I have two little boys. They’re not yet two. Neither is capable of stringing together two words. But like they say of twins they communicate well on so many other levels. The verbal language they do use is a kind of hinter language that they’ve developed for themselves so they quite literally babble, gibber, and jabber away. Whatever it is that they are saying, however, it seems to grease the cogs of cooperative work as their latest efforts left me gob smacked.
I live in a ground level apartment that has access to the basement through the front entrance porch to the house. The access has a 3 foot high barrier wall and gate as the stairwell is quite steep. Like most people we keep our shoes in this front porch area on two shoe stands, one a heavy mahogany type thing and the other a cheap light pine frame that we picked up at Ikea to house the growing quantity of shoes. With three young children, the number of shoes in the porch at any one time seems to follow an exponential growth pattern. This means for the most part there are shoes scattered from asshole to breakfast time all over this front area of the house. It is something that moderately annoys me but not enough that I would care to do anything about it myself.
Well yesterday I came home and noticed with some delight that the porch area was spotless. Not a shoe in sight. I can’t say I hadn’t not noticed that there were no shoes stacked in the shelves. It’s just that the pangs of relief and delight I felt at the prospect of someone other than myself having bothered to clean up that mess had blocked any sensitivity I had to reality. I couldn’t see or hear the boys around anywhere so I headed for the kitchen and routinely plonked on the kettle. Then I got this sinking feeling that something was horribly wrong with my judgment. From my experience, not hearing that babbling and squabbling can only mean one thing, assiduousness; but to what purpose.

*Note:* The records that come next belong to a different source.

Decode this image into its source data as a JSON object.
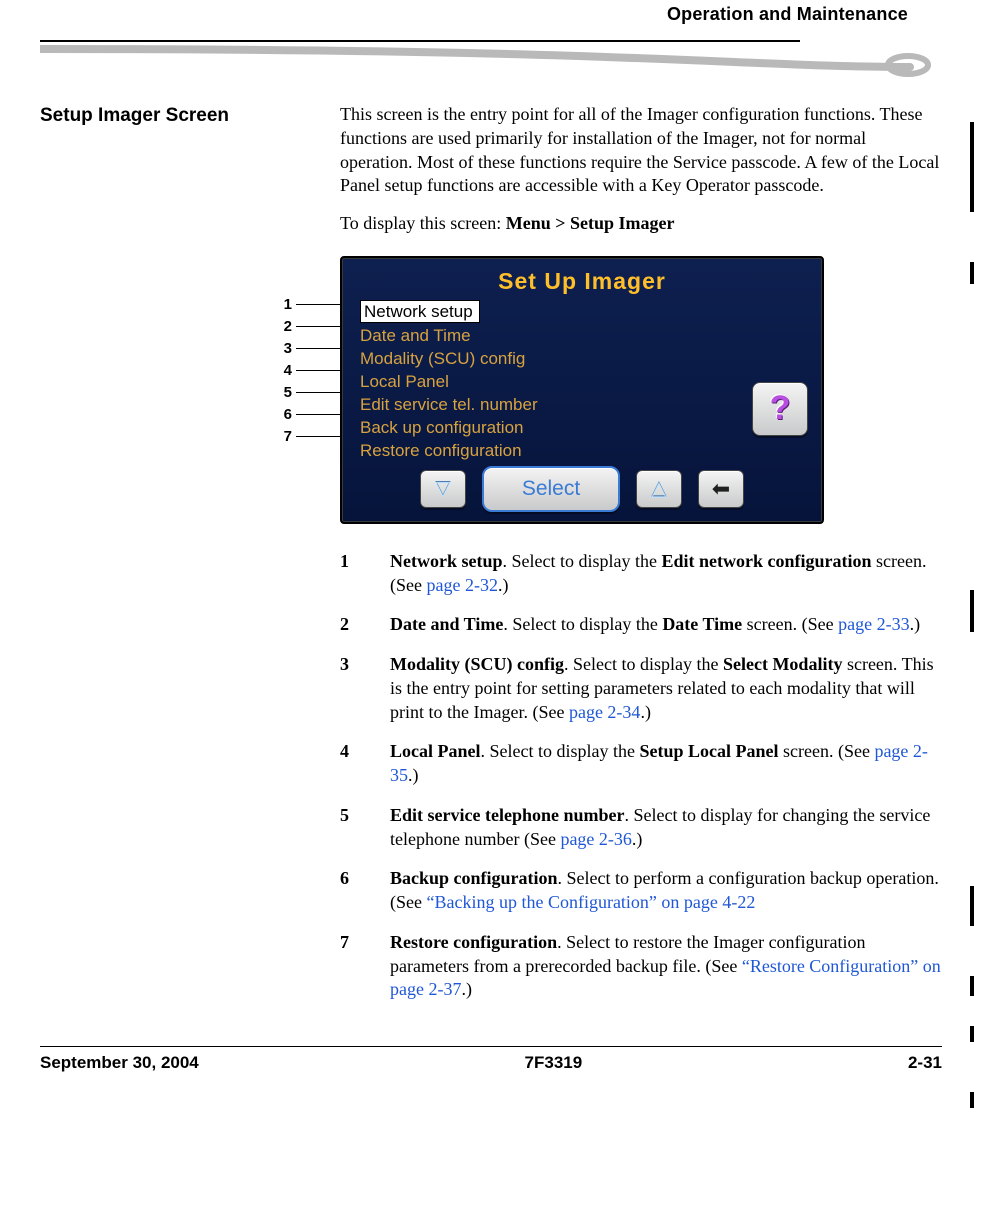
{
  "header": {
    "running": "Operation and Maintenance"
  },
  "side_heading": "Setup Imager Screen",
  "intro": {
    "p1": "This screen is the entry point for all of the Imager configuration functions. These functions are used primarily for installation of the Imager, not for normal operation. Most of these functions require the Service passcode. A few of the Local Panel setup functions are accessible with a Key Operator passcode.",
    "p2_a": "To display this screen: ",
    "p2_b": "Menu > Setup Imager"
  },
  "panel": {
    "title": "Set Up Imager",
    "items": [
      "Network setup",
      "Date and Time",
      "Modality (SCU) config",
      "Local Panel",
      "Edit service tel. number",
      "Back up configuration",
      "Restore configuration"
    ],
    "select_label": "Select",
    "help_label": "?"
  },
  "callout_nums": [
    "1",
    "2",
    "3",
    "4",
    "5",
    "6",
    "7"
  ],
  "items": [
    {
      "n": "1",
      "b1": "Network setup",
      "t1": ". Select to display the ",
      "b2": "Edit network configuration",
      "t2": " screen. (See ",
      "link": "page 2-32",
      "t3": ".)"
    },
    {
      "n": "2",
      "b1": "Date and Time",
      "t1": ". Select to display the ",
      "b2": "Date Time",
      "t2": " screen. (See ",
      "link": "page 2-33",
      "t3": ".)"
    },
    {
      "n": "3",
      "b1": "Modality (SCU) config",
      "t1": ". Select to display the ",
      "b2": "Select Modality",
      "t2": " screen. This is the entry point for setting parameters related to each modality that will print to the Imager. (See ",
      "link": "page 2-34",
      "t3": ".)"
    },
    {
      "n": "4",
      "b1": "Local Panel",
      "t1": ". Select to display the ",
      "b2": "Setup Local Panel",
      "t2": " screen. (See ",
      "link": "page 2-35",
      "t3": ".)"
    },
    {
      "n": "5",
      "b1": "Edit service telephone number",
      "t1": ". Select to display for changing the service telephone number (See ",
      "b2": "",
      "t2": "",
      "link": "page 2-36",
      "t3": ".)"
    },
    {
      "n": "6",
      "b1": "Backup configuration",
      "t1": ". Select to perform a configuration backup operation. (See ",
      "b2": "",
      "t2": "",
      "link": "“Backing up the Configuration” on page 4-22",
      "t3": ""
    },
    {
      "n": "7",
      "b1": "Restore configuration",
      "t1": ". Select to restore the Imager configuration parameters from a prerecorded backup file. (See ",
      "b2": "",
      "t2": "",
      "link": "“Restore Configuration” on page 2-37",
      "t3": ".)"
    }
  ],
  "footer": {
    "left": "September 30, 2004",
    "center": "7F3319",
    "right": "2-31"
  }
}
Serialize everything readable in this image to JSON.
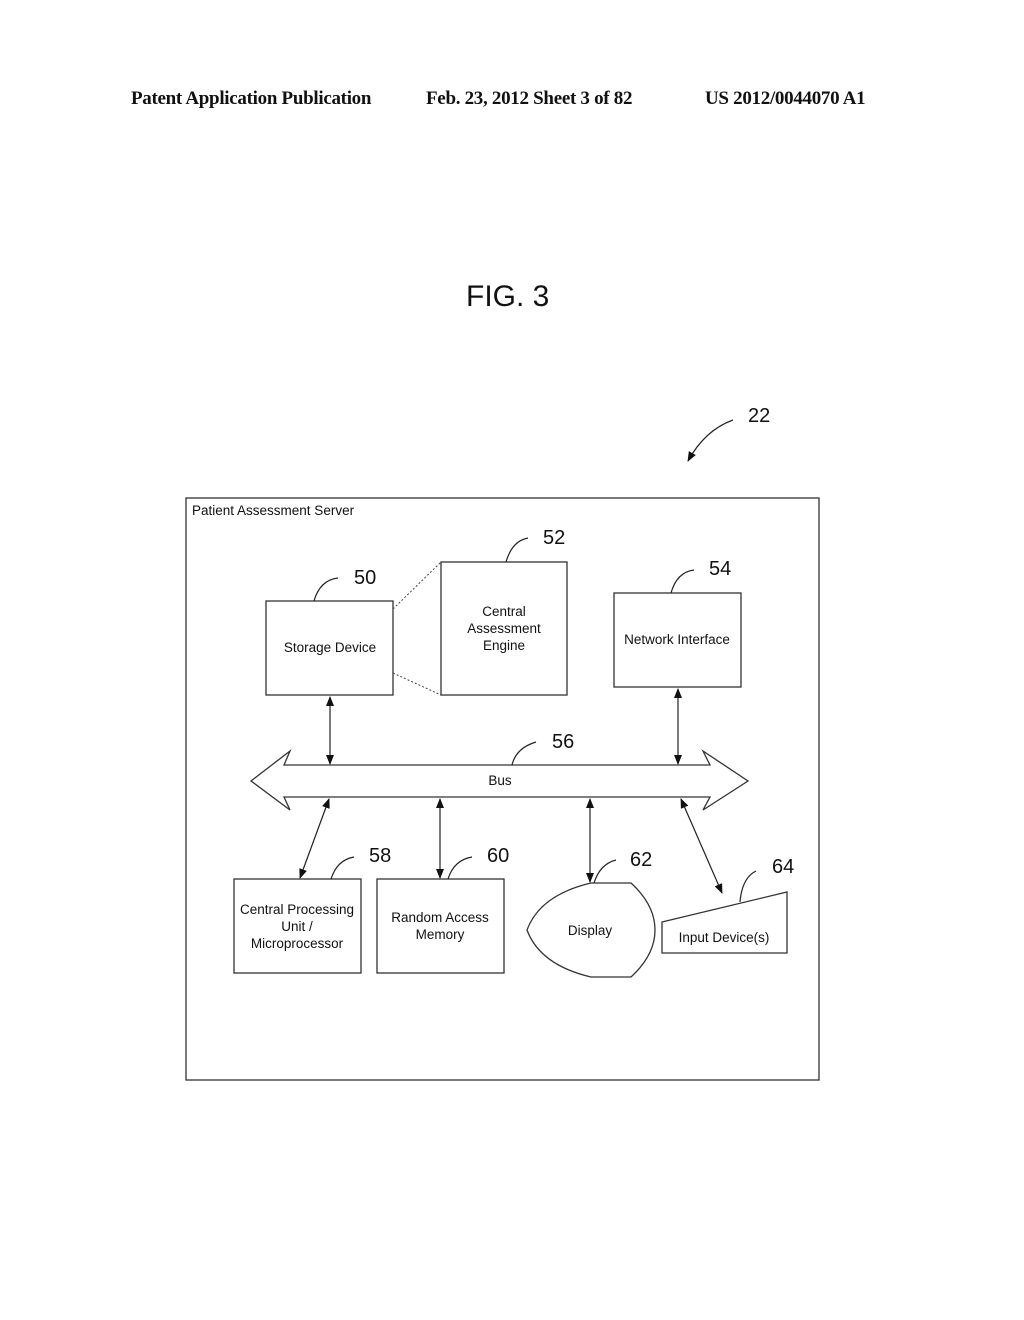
{
  "header": {
    "left": "Patent Application Publication",
    "date_sheet": "Feb. 23, 2012   Sheet 3 of 82",
    "pub_number": "US 2012/0044070 A1"
  },
  "figure": {
    "title": "FIG. 3",
    "system_ref": "22",
    "container_label": "Patient Assessment Server",
    "components": {
      "storage": {
        "ref": "50",
        "label": [
          "Storage Device"
        ]
      },
      "engine": {
        "ref": "52",
        "label": [
          "Central",
          "Assessment",
          "Engine"
        ]
      },
      "network": {
        "ref": "54",
        "label": [
          "Network Interface"
        ]
      },
      "bus": {
        "ref": "56",
        "label": [
          "Bus"
        ]
      },
      "cpu": {
        "ref": "58",
        "label": [
          "Central Processing",
          "Unit /",
          "Microprocessor"
        ]
      },
      "ram": {
        "ref": "60",
        "label": [
          "Random Access",
          "Memory"
        ]
      },
      "display": {
        "ref": "62",
        "label": [
          "Display"
        ]
      },
      "input": {
        "ref": "64",
        "label": [
          "Input Device(s)"
        ]
      }
    }
  }
}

Immediately the penny dropped and I raced back out to the porch only to catch sight of the boys, one at either end, hauling the lighter of the shoe frames to the edge of the abyss that was the stairwell. They looked tired, they looked beat, they looked as if they had forced their heart, and nerve and sinew to serve their turn long after they were gone and they looked pleased. I moved to the edge of the stairwell drawn by the same macabre fascination one has when witnessing a traffic accident only to see piles of shoes, toys, clothing, paper bags and diapers strewn it like a Taiwan roadside mountain ravine.